È il caso del presidente della Regione Campania Vincenzo De Luca che in una diretta e a più riprese ha bocciato la scelta del governo. Il ministro della salute continua: “È chiaro che un rischio lo stiamo assumendo poiché il rischio zero ora non esiste ma ci arriveremo solo quando ci sarà il vaccino. Fino ad allora si tratta di assumersi dei rischi ponderati e di provare a gestire una fase diversa”. Per “il rischio zero avremmo dovuto conservare un lockdown assoluto per mesi ma il Paese non avrebbe retto”. Che ci sia una “differenza sui territori è un dato di fatto innegabile e il nord ha pagato il prezzo più alto, ma ora il trend di tutte le regioni va nella direzione giusta. Al momento – ha sottolineato il ministro- i dati ci dicono che è vero che ci sono differenze quantitative ma la tendenza di tutte le regioni va nella direzione giusta ed è in discesa”.

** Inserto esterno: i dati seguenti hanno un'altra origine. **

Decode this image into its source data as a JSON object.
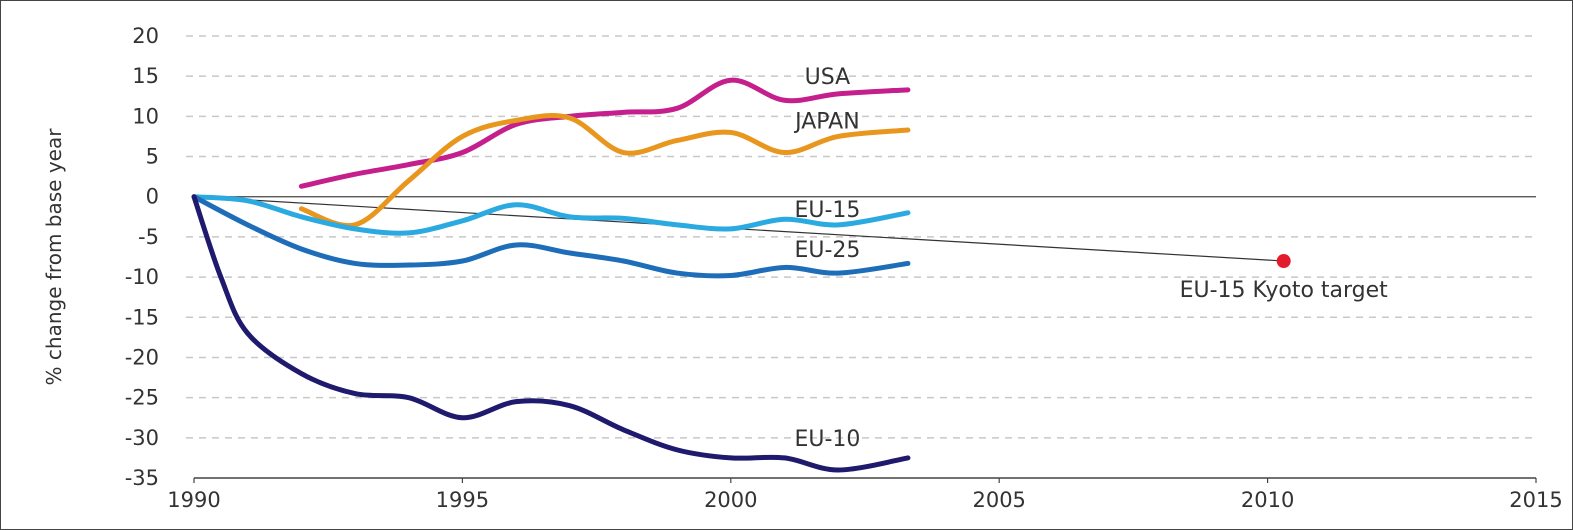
{
  "chart_data": {
    "type": "line",
    "title": "",
    "xlabel": "",
    "ylabel": "% change from base year",
    "xlim": [
      1990,
      2015
    ],
    "ylim": [
      -35,
      20
    ],
    "x_ticks": [
      "1990",
      "1995",
      "2000",
      "2005",
      "2010",
      "2015"
    ],
    "y_ticks": [
      "20",
      "15",
      "10",
      "5",
      "0",
      "-5",
      "-10",
      "-15",
      "-20",
      "-25",
      "-30",
      "-35"
    ],
    "grid": "horizontal dashed",
    "series": [
      {
        "name": "USA",
        "color": "#c41f8c",
        "x": [
          1992,
          1993,
          1994,
          1995,
          1996,
          1997,
          1998,
          1999,
          2000,
          2001,
          2002,
          2003.3
        ],
        "values": [
          1.3,
          2.8,
          4.0,
          5.5,
          9.0,
          10.0,
          10.5,
          11.0,
          14.5,
          12.0,
          12.8,
          13.3
        ]
      },
      {
        "name": "JAPAN",
        "color": "#e8961e",
        "x": [
          1992,
          1993,
          1994,
          1995,
          1996,
          1997,
          1998,
          1999,
          2000,
          2001,
          2002,
          2003.3
        ],
        "values": [
          -1.5,
          -3.5,
          2.0,
          7.5,
          9.5,
          9.8,
          5.5,
          7.0,
          8.0,
          5.5,
          7.5,
          8.3
        ]
      },
      {
        "name": "EU-15",
        "color": "#2aaae0",
        "x": [
          1990,
          1991,
          1992,
          1993,
          1994,
          1995,
          1996,
          1997,
          1998,
          1999,
          2000,
          2001,
          2002,
          2003.3
        ],
        "values": [
          0.0,
          -0.5,
          -2.5,
          -4.0,
          -4.5,
          -3.0,
          -1.0,
          -2.5,
          -2.7,
          -3.5,
          -4.0,
          -2.8,
          -3.5,
          -2.0
        ]
      },
      {
        "name": "EU-25",
        "color": "#1e6db8",
        "x": [
          1990,
          1991,
          1992,
          1993,
          1994,
          1995,
          1996,
          1997,
          1998,
          1999,
          2000,
          2001,
          2002,
          2003.3
        ],
        "values": [
          0.0,
          -3.5,
          -6.5,
          -8.3,
          -8.5,
          -8.0,
          -6.0,
          -7.0,
          -8.0,
          -9.5,
          -9.8,
          -8.8,
          -9.5,
          -8.3
        ]
      },
      {
        "name": "EU-10",
        "color": "#1f1a6e",
        "x": [
          1990,
          1990.5,
          1991,
          1992,
          1993,
          1994,
          1995,
          1996,
          1997,
          1998,
          1999,
          2000,
          2001,
          2002,
          2003.3
        ],
        "values": [
          0.0,
          -10.0,
          -17.0,
          -22.0,
          -24.5,
          -25.0,
          -27.5,
          -25.5,
          -26.0,
          -29.0,
          -31.5,
          -32.5,
          -32.5,
          -34.0,
          -32.5
        ]
      }
    ],
    "target_line": {
      "x": [
        1990,
        2010.3
      ],
      "values": [
        0,
        -8.0
      ],
      "color": "#333333"
    },
    "target_point": {
      "x": 2010.3,
      "value": -8.0,
      "color": "#e41b2d"
    },
    "annotations": [
      {
        "text": "USA",
        "x": 2001.8,
        "value": 15.0
      },
      {
        "text": "JAPAN",
        "x": 2001.8,
        "value": 9.5
      },
      {
        "text": "EU-15",
        "x": 2001.8,
        "value": -1.5
      },
      {
        "text": "EU-25",
        "x": 2001.8,
        "value": -6.5
      },
      {
        "text": "EU-10",
        "x": 2001.8,
        "value": -30.0
      },
      {
        "text": "EU-15 Kyoto target",
        "x": 2010.3,
        "value": -11.5
      }
    ]
  }
}
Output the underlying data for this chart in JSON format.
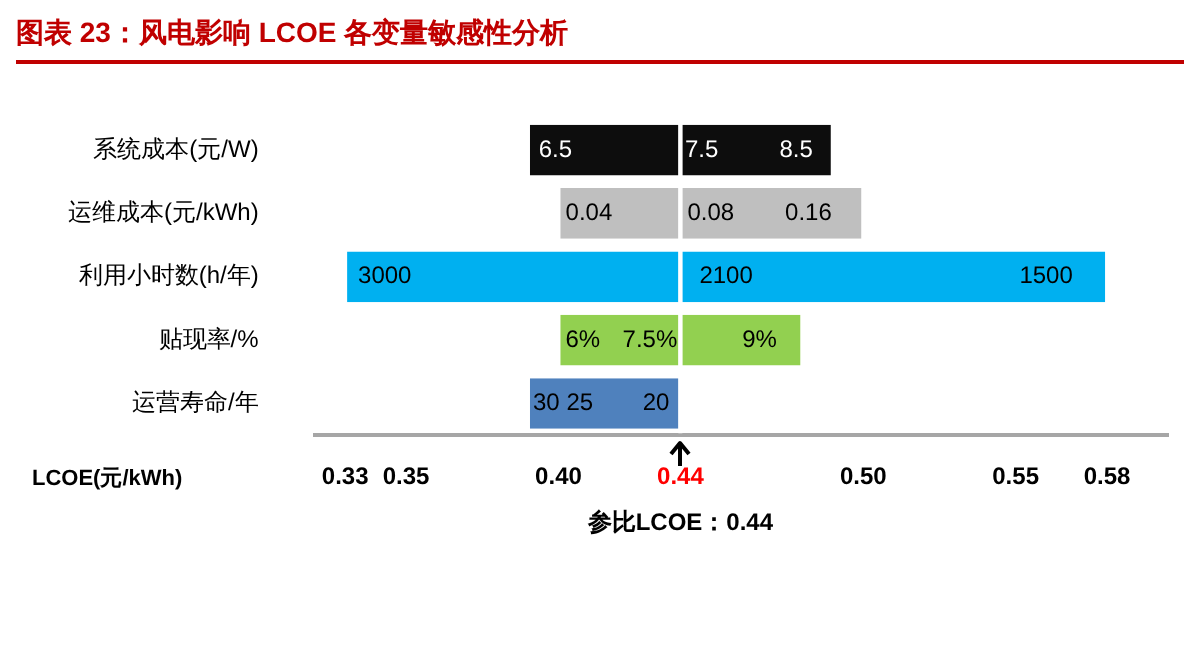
{
  "chart_data": {
    "type": "bar",
    "orientation": "horizontal",
    "title": "图表 23：风电影响 LCOE 各变量敏感性分析",
    "xlabel": "LCOE(元/kWh)",
    "categories": [
      "系统成本(元/W)",
      "运维成本(元/kWh)",
      "利用小时数(h/年)",
      "贴现率/%",
      "运营寿命/年"
    ],
    "series": [
      {
        "base": [
          0.39,
          0.4,
          0.33,
          0.4,
          0.39
        ],
        "values": [
          0.05,
          0.04,
          0.11,
          0.04,
          0.05
        ],
        "colors": [
          "#0d0d0d",
          "#bfbfbf",
          "#00b0f0",
          "#92d050",
          "#4f81bd"
        ]
      },
      {
        "base": [
          0.44,
          0.44,
          0.44,
          0.44,
          null
        ],
        "values": [
          0.05,
          0.06,
          0.14,
          0.04,
          null
        ],
        "colors": [
          "#0d0d0d",
          "#bfbfbf",
          "#00b0f0",
          "#92d050",
          "#4f81bd"
        ]
      }
    ],
    "xlim": [
      0.32,
      0.6
    ],
    "xticks": [
      0.33,
      0.35,
      {
        "value": 0.4,
        "label": "0.40"
      },
      0.44,
      {
        "value": 0.5,
        "label": "0.50"
      },
      0.55,
      0.58
    ],
    "grid": false,
    "legend": false,
    "annotations": [
      {
        "text": "6.5",
        "x": 0.399,
        "y": "系统成本(元/W)"
      },
      {
        "text": "7.5",
        "x": 0.447,
        "y": "系统成本(元/W)"
      },
      {
        "text": "8.5",
        "x": 0.478,
        "y": "系统成本(元/W)"
      },
      {
        "text": "0.04",
        "x": 0.41,
        "y": "运维成本(元/kWh)"
      },
      {
        "text": "0.08",
        "x": 0.45,
        "y": "运维成本(元/kWh)"
      },
      {
        "text": "0.16",
        "x": 0.482,
        "y": "运维成本(元/kWh)"
      },
      {
        "text": "3000",
        "x": 0.343,
        "y": "利用小时数(h/年)"
      },
      {
        "text": "2100",
        "x": 0.455,
        "y": "利用小时数(h/年)"
      },
      {
        "text": "1500",
        "x": 0.56,
        "y": "利用小时数(h/年)"
      },
      {
        "text": "6%",
        "x": 0.408,
        "y": "贴现率/%"
      },
      {
        "text": "7.5%",
        "x": 0.43,
        "y": "贴现率/%"
      },
      {
        "text": "9%",
        "x": 0.466,
        "y": "贴现率/%"
      },
      {
        "text": "30",
        "x": 0.396,
        "y": "运营寿命/年"
      },
      {
        "text": "25",
        "x": 0.407,
        "y": "运营寿命/年"
      },
      {
        "text": "20",
        "x": 0.432,
        "y": "运营寿命/年"
      },
      "参比LCOE：0.44"
    ],
    "ref_lines": [
      {
        "axis": "x",
        "value": 0.44,
        "color": "#ffffff"
      }
    ]
  }
}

Speranza nonostante i casi positivi siano ancora numerosi :”il Paese sta molto meglio, abbiamo avuto una fase difficilissima e siamo stati i primi a dover prendere decisioni durissime, ma il coronavirus non è finito, è un’onda che si sta spostando ma non è scomparso. Dunque, le norme resteranno”. “Abbiamo ancora bisogno di comportamenti corretti. Dal 4 maggio i dati sono progressivamente migliorati e nonostante le aperture prudenti e graduali, comunque la curva non si è rialzata ma ha continuato a piegarsi dal lato giusto. Ma guai a cantar vittoria e pensare – ha concluso Speranza – che tutto sia finito”.